Stop asking "how good is this" to decide between donation opportunities I recommend
A viral AI safety post argues donors should trust advisors' high bar, not compare individual opportunities.
In a viral post on the AI and rationality forum LessWrong, researcher Zach Stein-Perlman tackles a common donor dilemma. Prospective donors to AI safety and effective altruism causes often ask advisors to rank the cost-effectiveness of specific recommended opportunities, seeking the single best place for their money. Stein-Perlman argues this is the wrong question. He posits that a competent donation advisor's role is to maintain a high bar for recommendations; if they are doing their job, all opportunities they present should be roughly equally valuable for a marginal dollar. The value of that bar is high—he cites examples like $3 billion per 1% future-improvement for 501(c)(3) nonprofit opportunities.
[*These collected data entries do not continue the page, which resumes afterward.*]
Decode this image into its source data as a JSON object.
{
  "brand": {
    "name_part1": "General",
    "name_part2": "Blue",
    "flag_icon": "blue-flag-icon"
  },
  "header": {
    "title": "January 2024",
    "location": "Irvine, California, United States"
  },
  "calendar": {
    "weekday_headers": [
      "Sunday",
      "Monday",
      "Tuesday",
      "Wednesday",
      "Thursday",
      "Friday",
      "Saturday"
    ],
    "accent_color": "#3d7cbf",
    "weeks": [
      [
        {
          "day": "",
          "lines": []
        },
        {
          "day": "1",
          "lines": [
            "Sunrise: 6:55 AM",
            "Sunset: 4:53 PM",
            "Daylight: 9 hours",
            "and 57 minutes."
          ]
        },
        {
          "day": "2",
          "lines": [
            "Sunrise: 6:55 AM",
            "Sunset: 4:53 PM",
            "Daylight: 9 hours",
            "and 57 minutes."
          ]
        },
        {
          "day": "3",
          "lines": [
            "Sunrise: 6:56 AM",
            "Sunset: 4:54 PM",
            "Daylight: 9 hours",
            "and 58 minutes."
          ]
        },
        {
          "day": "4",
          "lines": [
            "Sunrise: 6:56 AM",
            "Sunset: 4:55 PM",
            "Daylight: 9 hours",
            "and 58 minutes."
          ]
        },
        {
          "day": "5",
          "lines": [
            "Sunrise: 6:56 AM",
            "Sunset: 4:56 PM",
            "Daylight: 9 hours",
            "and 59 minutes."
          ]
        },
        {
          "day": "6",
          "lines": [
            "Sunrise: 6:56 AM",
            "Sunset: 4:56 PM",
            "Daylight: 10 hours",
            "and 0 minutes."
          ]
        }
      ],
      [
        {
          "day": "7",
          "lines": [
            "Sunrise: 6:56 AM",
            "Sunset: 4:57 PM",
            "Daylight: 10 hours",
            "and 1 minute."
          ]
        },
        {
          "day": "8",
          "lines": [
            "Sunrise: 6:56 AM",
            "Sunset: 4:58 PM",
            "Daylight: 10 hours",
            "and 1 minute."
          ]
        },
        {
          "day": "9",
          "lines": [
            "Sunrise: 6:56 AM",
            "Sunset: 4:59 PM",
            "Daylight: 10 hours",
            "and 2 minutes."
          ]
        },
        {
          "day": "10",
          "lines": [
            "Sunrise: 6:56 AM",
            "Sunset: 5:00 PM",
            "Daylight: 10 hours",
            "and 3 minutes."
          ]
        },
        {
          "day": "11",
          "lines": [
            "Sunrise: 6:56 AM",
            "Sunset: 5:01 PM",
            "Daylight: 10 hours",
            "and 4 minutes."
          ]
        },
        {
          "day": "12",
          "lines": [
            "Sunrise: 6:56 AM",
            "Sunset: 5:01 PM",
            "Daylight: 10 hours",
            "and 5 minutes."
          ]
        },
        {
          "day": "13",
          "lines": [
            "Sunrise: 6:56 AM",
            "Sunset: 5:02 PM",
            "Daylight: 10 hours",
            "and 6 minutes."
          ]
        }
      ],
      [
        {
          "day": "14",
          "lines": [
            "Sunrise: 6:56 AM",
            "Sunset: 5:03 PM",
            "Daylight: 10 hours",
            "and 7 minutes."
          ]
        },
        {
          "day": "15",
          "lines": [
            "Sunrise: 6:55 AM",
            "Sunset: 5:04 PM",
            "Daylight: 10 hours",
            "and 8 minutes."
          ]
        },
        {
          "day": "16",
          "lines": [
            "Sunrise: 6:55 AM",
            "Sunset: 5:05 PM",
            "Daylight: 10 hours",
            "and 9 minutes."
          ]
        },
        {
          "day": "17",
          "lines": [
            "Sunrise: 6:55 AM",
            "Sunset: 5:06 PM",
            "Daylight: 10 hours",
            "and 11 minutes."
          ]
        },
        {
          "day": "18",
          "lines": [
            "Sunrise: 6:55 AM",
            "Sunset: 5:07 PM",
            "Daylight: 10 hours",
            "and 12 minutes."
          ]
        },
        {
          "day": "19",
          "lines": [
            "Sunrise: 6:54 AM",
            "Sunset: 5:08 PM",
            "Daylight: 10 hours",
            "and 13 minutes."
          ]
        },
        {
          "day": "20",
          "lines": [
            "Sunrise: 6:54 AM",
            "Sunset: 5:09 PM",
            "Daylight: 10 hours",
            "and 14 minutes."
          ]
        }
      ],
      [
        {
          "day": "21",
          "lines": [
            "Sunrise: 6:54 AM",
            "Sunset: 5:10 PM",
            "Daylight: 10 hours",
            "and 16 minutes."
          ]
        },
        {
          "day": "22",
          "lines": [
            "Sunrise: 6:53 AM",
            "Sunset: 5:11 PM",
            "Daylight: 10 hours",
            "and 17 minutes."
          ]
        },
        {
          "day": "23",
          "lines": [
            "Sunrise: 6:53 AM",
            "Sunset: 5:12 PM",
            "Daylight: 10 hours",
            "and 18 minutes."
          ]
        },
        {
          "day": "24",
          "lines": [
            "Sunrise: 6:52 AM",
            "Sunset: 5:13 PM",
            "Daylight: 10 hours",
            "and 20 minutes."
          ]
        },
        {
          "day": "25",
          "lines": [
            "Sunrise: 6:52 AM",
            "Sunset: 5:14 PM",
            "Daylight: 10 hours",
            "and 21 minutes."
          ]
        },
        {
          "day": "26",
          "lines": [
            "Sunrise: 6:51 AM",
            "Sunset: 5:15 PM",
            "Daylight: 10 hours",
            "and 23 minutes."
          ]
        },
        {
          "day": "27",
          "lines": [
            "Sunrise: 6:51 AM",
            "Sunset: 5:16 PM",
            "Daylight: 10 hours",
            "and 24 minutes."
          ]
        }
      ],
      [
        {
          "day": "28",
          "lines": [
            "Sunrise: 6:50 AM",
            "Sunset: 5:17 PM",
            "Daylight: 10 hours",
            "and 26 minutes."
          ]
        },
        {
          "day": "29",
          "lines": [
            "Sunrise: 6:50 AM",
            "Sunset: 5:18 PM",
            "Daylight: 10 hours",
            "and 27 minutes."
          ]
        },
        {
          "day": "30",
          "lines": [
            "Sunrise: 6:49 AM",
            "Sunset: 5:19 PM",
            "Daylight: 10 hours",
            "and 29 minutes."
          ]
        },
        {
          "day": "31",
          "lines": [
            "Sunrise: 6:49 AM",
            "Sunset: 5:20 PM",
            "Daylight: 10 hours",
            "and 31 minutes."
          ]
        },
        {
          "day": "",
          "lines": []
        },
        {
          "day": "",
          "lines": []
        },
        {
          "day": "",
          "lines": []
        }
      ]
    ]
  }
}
The core concept is fungibility: your donation to one recommended cause typically displaces or substitutes for funding that would have come from another source directed by the same advisor. Therefore, trying to pick the 'best' one is often counterproductive. The post acknowledges important exceptions where marginal value can be higher, such as opportunities with legal donor caps (e.g., $7K per donor in politics), urgent or sensitive projects, or when a specific donor's identity provides unique advantages. For most donors, however, the advice is to trust the advisor's curated list and high standard, rather than attempting a granular comparison that the funding ecosystem itself renders moot.
- Advisors should maintain a high bar: All recommended donation opportunities are equally valuable for a marginal donor, eliminating the need to compare.
- Key exceptions exist: Higher value can be found in capped donations (e.g., $7K max in politics), urgent projects, or when a donor's identity is uniquely beneficial.
- The concept of 'funging' is central: Your donation to one cause typically substitutes for other funding, making intra-list comparisons ineffective.
Why It Matters
This framework could streamline billions in AI safety and EA funding by reducing donor decision paralysis and optimizing allocation.